Concerned about crowded schools and the potential for more homebuilding in communities already thick with housing, members of the Anne Arundel County Council have introduced two bills designed to check development.
One of the bills would make it more difficult for developers to build homes near schools where classrooms are already packed with students. The other would reduce the number of building lots that might be available to developers by requiring some residential property owners with small, adjacent lots to combine their properties.
The bills are opposed by developers and the homebuilding industry.
They say that the bill involving school capacities would amount to a moratorium on homebuilding in six popular suburban areas, including Old Mill and the Broadneck peninsula. They say the other bill would interfere with the basic rights of property owners, some of whom have paid taxes on multiple lots for decades and may want to sell the lots upon retirement.
"We see it as a denial of people's right to utilize the property they pay taxes on," said Susan Davies, a legislative analyst and lobbyist for the Home Builders Association of Maryland.
The bill on combined lots will be the subject of a work session Oct. 9.
In the Bay Ridge area, which was subdivided decades ago for summer homes, residents are concerned that if developers buy up small lots and build on them, schools and roads would be overburdened.
The lots targeted in the bill do not meet the county code for minimum size, but are exempt from the law because they were subdivided before current zoning law went into effect.

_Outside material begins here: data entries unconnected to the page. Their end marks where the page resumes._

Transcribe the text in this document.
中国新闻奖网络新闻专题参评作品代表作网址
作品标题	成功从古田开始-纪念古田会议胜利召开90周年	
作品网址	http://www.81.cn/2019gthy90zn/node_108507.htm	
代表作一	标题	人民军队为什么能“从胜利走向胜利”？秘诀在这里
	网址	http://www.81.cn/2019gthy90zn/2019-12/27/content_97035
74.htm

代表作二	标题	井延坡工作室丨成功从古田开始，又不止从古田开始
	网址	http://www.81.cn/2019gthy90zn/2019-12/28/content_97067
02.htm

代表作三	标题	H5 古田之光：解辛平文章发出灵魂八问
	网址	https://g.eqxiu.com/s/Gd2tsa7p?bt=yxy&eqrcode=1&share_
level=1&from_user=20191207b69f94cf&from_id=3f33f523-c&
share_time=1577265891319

"I like the idea behind the bill," said L. Noel Patterson Jr., a resident of Bay Ridge. "These older communities have lots that are currently very close together. And if they were ever to be sold or developed, they would [under the proposed legislation] have to comply with modern zoning standards. Otherwise, development would congest and overburden these communities."
But some on the council have reservations about the bill, which was co-sponsored by Democratic members Barbara D. Samorajczyk of Annapolis, Daniel E. Klosterman of Millersville and Shirley Murphy of Pasadena.
"I have some concerns about what the bill might do to property values," said council member Cathleen M. Vitale, a Severna Park Republican.
Vitale said she also worries that the bill may have the unintended effect of directing developers to communities such as Manhattan Beach and Cape St. Claire.
The bill only affects groupings of four or more lots, said Vitale, whose district includes both communities.
County planning and zoning officials also have questions. They offered a long list of critical points at the County Council meeting last week.
Denis Canavan, the county's planning and zoning officer, said the bill should be amended, adding, "I feel that there's a need for a work session at the very least."
Samorajczyk said yesterday that the bill was drafted to streamline current law and rid it of loopholes for properties that are exempt from current zoning law.
The proposal is a "restatement of the current law," she said.
Samorajczyk is also a co-sponsor of the bill limiting growth near crowded schools, which critics say would unfairly limit home building for two years, or the life of the proposed law.
Klosterman, Murphy and Vitale are also co-sponsors of that legislation.
"The intention is not to stop growth," said Klosterman. "The intention is to match growth with our school infrastructure."
Six of the county's 12 feeder areas, which include a high school and several middle and elementary schools that feed into it, are over capacity, said county officials.
The bill would strengthen current law regarding school capacity and home building and make it more difficult for developers to win approval for projects from the Board of Appeals, which has overturned decisions to block new subdivisions near crowded schools.